VQ-VAE Flashcards
VQ-VAE - what are the 3 main contributions of VQ-VAE in comparison to VAE
1 Quantisation of the latent space
2 Restrict the latent space to a linear combination of a set of vectors (codebook).
3 The prior of the codebook is learned rather than static
VAE - what are the 4 main principles that VAE is based on
1 AE framework with continuous latents
2 A Gaussian sampling procedure
3 The prior of the latent vector follows a Gaussian distribution with u=0 and sigma=1
4 a reconstruction loss and a KL divergence loss
VQ-VAE - how does it changes the AE framework
There’s a quantisation step in the middle which convert the continuous feature extraction output to a quantised entity
VQ-VAE - How does it changes the sampling procedure?

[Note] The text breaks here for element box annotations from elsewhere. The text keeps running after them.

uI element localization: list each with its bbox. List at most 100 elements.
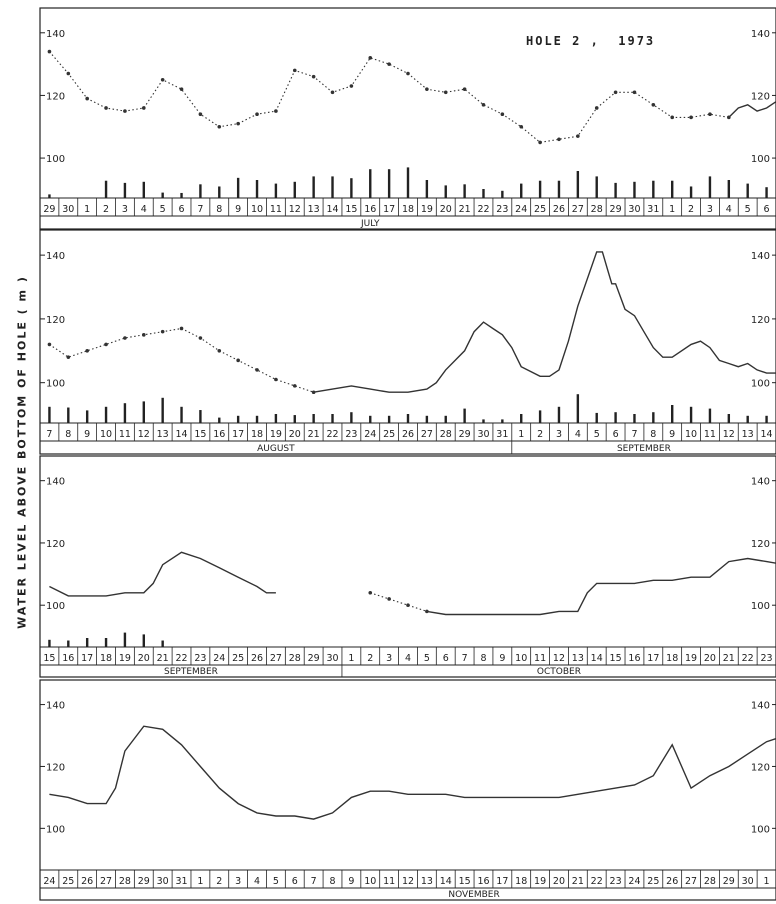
water-level-point bbox=[632, 90, 637, 95]
y-tick-label: 100 bbox=[46, 379, 65, 390]
day-label: 7 bbox=[197, 204, 203, 215]
precip-bar bbox=[67, 407, 70, 423]
precip-bar bbox=[142, 401, 145, 423]
precip-bar bbox=[463, 408, 466, 423]
day-label: 18 bbox=[100, 653, 112, 664]
day-label: 3 bbox=[386, 653, 392, 664]
precip-bar bbox=[652, 180, 655, 198]
day-label: 11 bbox=[704, 429, 716, 440]
y-tick-label: 120 bbox=[46, 315, 65, 326]
precip-bar bbox=[387, 415, 391, 423]
precip-bar bbox=[746, 183, 749, 198]
day-label: 11 bbox=[119, 429, 131, 440]
water-level-point bbox=[217, 348, 222, 353]
water-level-point bbox=[274, 109, 278, 113]
day-label: 21 bbox=[308, 429, 320, 440]
day-label: 18 bbox=[515, 876, 527, 887]
precip-bar bbox=[501, 419, 504, 423]
day-label: 22 bbox=[742, 653, 754, 664]
day-label: 25 bbox=[647, 876, 659, 887]
water-level-point bbox=[689, 115, 693, 120]
day-label: 21 bbox=[723, 653, 735, 664]
day-label: 8 bbox=[65, 429, 71, 440]
day-label: 18 bbox=[666, 653, 678, 664]
precip-bar bbox=[350, 178, 353, 198]
day-label: 1 bbox=[348, 653, 354, 664]
day-label: 22 bbox=[591, 876, 603, 887]
precip-bar bbox=[425, 415, 429, 423]
day-label: 22 bbox=[175, 653, 187, 664]
day-label: 11 bbox=[383, 876, 395, 887]
precip-bar bbox=[595, 412, 598, 423]
day-label: 14 bbox=[440, 876, 452, 887]
day-label: 7 bbox=[462, 653, 468, 664]
precip-bar bbox=[538, 410, 542, 423]
water-level-point bbox=[47, 49, 52, 54]
precip-bar bbox=[369, 415, 372, 423]
day-label: 19 bbox=[534, 876, 546, 887]
day-label: 28 bbox=[704, 876, 716, 887]
precip-bar bbox=[538, 180, 542, 198]
day-label: 16 bbox=[213, 429, 225, 440]
precip-bar bbox=[331, 414, 334, 423]
precip-bar bbox=[104, 638, 108, 647]
day-label: 17 bbox=[81, 653, 93, 664]
day-label: 5 bbox=[594, 429, 600, 440]
precip-bar bbox=[482, 189, 485, 198]
precip-bar bbox=[765, 415, 768, 423]
water-level-point bbox=[160, 329, 165, 334]
month-label: NOVEMBER bbox=[448, 890, 499, 900]
water-level-line bbox=[426, 557, 776, 616]
day-label: 16 bbox=[628, 653, 640, 664]
precip-bar bbox=[633, 414, 636, 423]
day-label: 24 bbox=[213, 653, 225, 664]
water-level-point bbox=[670, 115, 675, 120]
water-level-point bbox=[274, 377, 278, 382]
day-label: 10 bbox=[685, 429, 697, 440]
water-level-point bbox=[66, 71, 71, 76]
precip-bar bbox=[236, 177, 240, 198]
precip-bar bbox=[48, 639, 51, 647]
day-label: 27 bbox=[100, 876, 112, 887]
chart-title: HOLE 2 , 1973 bbox=[526, 34, 656, 48]
day-label: 30 bbox=[326, 653, 338, 664]
day-label: 10 bbox=[364, 876, 376, 887]
panel-frame bbox=[39, 679, 776, 901]
precip-bar bbox=[293, 415, 296, 423]
day-label: 5 bbox=[160, 204, 166, 215]
day-label: 24 bbox=[515, 204, 527, 215]
day-label: 31 bbox=[647, 204, 659, 215]
water-level-point bbox=[406, 71, 410, 76]
day-label: 7 bbox=[46, 429, 52, 440]
water-level-point bbox=[160, 77, 165, 82]
precip-bar bbox=[387, 169, 391, 198]
y-tick-label: 120 bbox=[46, 762, 65, 773]
day-label: 6 bbox=[443, 653, 449, 664]
day-label: 8 bbox=[216, 204, 222, 215]
water-level-point bbox=[104, 342, 108, 347]
y-tick-label-right: 120 bbox=[751, 762, 770, 773]
day-label: 30 bbox=[62, 204, 74, 215]
water-level-point bbox=[613, 90, 618, 95]
precip-bar bbox=[218, 417, 221, 423]
day-label: 15 bbox=[459, 876, 471, 887]
day-label: 25 bbox=[62, 876, 74, 887]
day-label: 9 bbox=[235, 204, 241, 215]
precip-bar bbox=[614, 412, 617, 423]
day-label: 23 bbox=[194, 653, 206, 664]
day-label: 14 bbox=[326, 204, 338, 215]
day-label: 9 bbox=[84, 429, 90, 440]
precip-bar bbox=[671, 180, 674, 198]
water-level-point bbox=[538, 140, 542, 145]
day-label: 3 bbox=[556, 429, 562, 440]
precip-bar bbox=[350, 412, 353, 423]
water-level-line bbox=[313, 251, 776, 393]
y-tick-label: 100 bbox=[46, 601, 65, 612]
precip-bar bbox=[746, 415, 749, 423]
precip-bar bbox=[218, 186, 221, 198]
precip-bar bbox=[104, 180, 108, 198]
y-tick-label: 140 bbox=[46, 29, 65, 40]
precip-bar bbox=[312, 414, 315, 423]
y-tick-label: 100 bbox=[46, 824, 65, 835]
water-level-point bbox=[141, 333, 146, 337]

It assumes that the prior is a uniform distribution over the codebook and the posterior of the decoder input is a delta function that gives back the nearest codeword
VQ-VAE - what happens to the KL divergence
Becomes constant and is removed from the learning
VQ-VAE - What happens to the prior
It is learned in the training process
VQ-VAE - what is the loss?
The reconstruction loss, the codebook loss and the commitment loss
VQ-VAE - What is the codebook loss?
MSE from the features of the input to the codeword (putting stop-gradient on the input features)
VQ-VAE - What is the commitment loss?
The squared distance between the encoder to the stop-gradient of its closest codeword.